In a groundbreaking move, Nigeria is expanding its official currency market to welcome financial technology companies (Fintechs) as legitimate participants. This development was announced by Taiwo Oyedele, a key member of President Bola Tinubu’s committee on fiscal policy and tax reforms, during the Nigerian Economic Summit on October 23. The Nigerian government is also contemplating the prohibition of trading on the foreign currency parallel market.
This decision comes as the Nigerian Naira faces challenges, with a significant drop in value against the U.S. dollar on the parallel market. The exchange rate on the parallel market reached 1,215 Naira for every U.S. dollar, while the official market maintained a rate of 1:795 Naira to the dollar on the same day.
This depreciation follows the recent removal of import restrictions on 43 items by the Central Bank of Nigeria (CBN) to counter the Naira’s depreciation on the parallel market.
Despite these measures, the Naira continues to weaken, raising concerns that it may surpass the 2,000 Naira per dollar mark. Taiwo Oyedele attributes this decline to the market’s inadequate liquidity, stating, “We currently have a market that is not working, and it’s not going to work in its current format. We don’t have sufficient liquidity, even if you combine the parallel and official markets.”

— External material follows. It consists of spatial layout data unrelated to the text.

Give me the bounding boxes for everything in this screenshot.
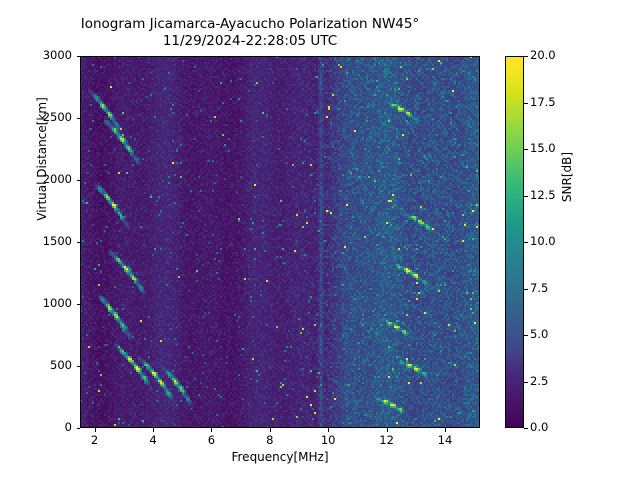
- colorbar-tick-label: 10.0: [530, 234, 556, 248]
- x-tick-label: 10: [308, 433, 348, 447]
- colorbar-tick-label: 0.0: [530, 420, 548, 434]
- colorbar-tick-label: 2.5: [530, 374, 548, 388]
- ionogram-heatmap: [80, 56, 480, 428]
- x-tick-label: 2: [75, 433, 115, 447]
- x-axis-label: Frequency[MHz]: [80, 450, 480, 464]
- y-tick: [77, 242, 81, 243]
- colorbar-tick-label: 7.5: [530, 281, 548, 295]
- x-tick-label: 6: [191, 433, 231, 447]
- page-title: Ionogram Jicamarca-Ayacucho Polarization…: [0, 16, 500, 50]
- colorbar-tick-label: 17.5: [530, 95, 556, 109]
- x-tick: [211, 428, 212, 432]
- colorbar-tick: [524, 242, 528, 243]
- x-tick: [153, 428, 154, 432]
- colorbar-tick: [524, 196, 528, 197]
- colorbar-tick: [524, 335, 528, 336]
- ionogram-figure: Ionogram Jicamarca-Ayacucho Polarization…: [0, 0, 640, 480]
- colorbar-tick-label: 20.0: [530, 48, 556, 62]
- y-tick: [77, 56, 81, 57]
- colorbar: [505, 56, 524, 428]
- y-tick-label: 500: [28, 358, 72, 372]
- x-tick-label: 4: [133, 433, 173, 447]
- colorbar-tick: [524, 56, 528, 57]
- y-tick: [77, 428, 81, 429]
- y-tick-label: 1000: [28, 296, 72, 310]
- colorbar-tick-label: 5.0: [530, 327, 548, 341]
- title-line-1: Ionogram Jicamarca-Ayacucho Polarization…: [0, 16, 500, 33]
- x-tick-label: 14: [425, 433, 465, 447]
- y-tick: [77, 304, 81, 305]
- colorbar-tick: [524, 149, 528, 150]
- colorbar-tick: [524, 103, 528, 104]
- x-tick-label: 12: [367, 433, 407, 447]
- x-tick: [95, 428, 96, 432]
- x-tick: [328, 428, 329, 432]
- title-line-2: 11/29/2024-22:28:05 UTC: [0, 33, 500, 50]
- plot-area: [80, 56, 480, 428]
- x-tick-label: 8: [250, 433, 290, 447]
- y-tick-label: 0: [28, 420, 72, 434]
- colorbar-tick: [524, 428, 528, 429]
- x-tick: [387, 428, 388, 432]
- y-tick: [77, 118, 81, 119]
- colorbar-tick: [524, 289, 528, 290]
- colorbar-label: SNR[dB]: [560, 97, 574, 257]
- colorbar-tick-label: 12.5: [530, 188, 556, 202]
- x-tick: [445, 428, 446, 432]
- x-tick: [270, 428, 271, 432]
- y-tick: [77, 366, 81, 367]
- y-tick: [77, 180, 81, 181]
- colorbar-tick-label: 15.0: [530, 141, 556, 155]
- colorbar-tick: [524, 382, 528, 383]
- y-axis-label: Virtual Distance[km]: [35, 39, 49, 279]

In parallel to these developments, Nigerian Finance Minister Wale Edun has disclosed expectations of foreign currency inflows totaling $10 billion within the next few weeks. However, specific details about these anticipated inflows remain undisclosed, with Edun referring to them as a “line of sight.”
This move to include Fintechs in the official currency market signals a significant shift in Nigeria’s financial landscape and may have far-reaching implications for the country’s economic stability and foreign exchange markets.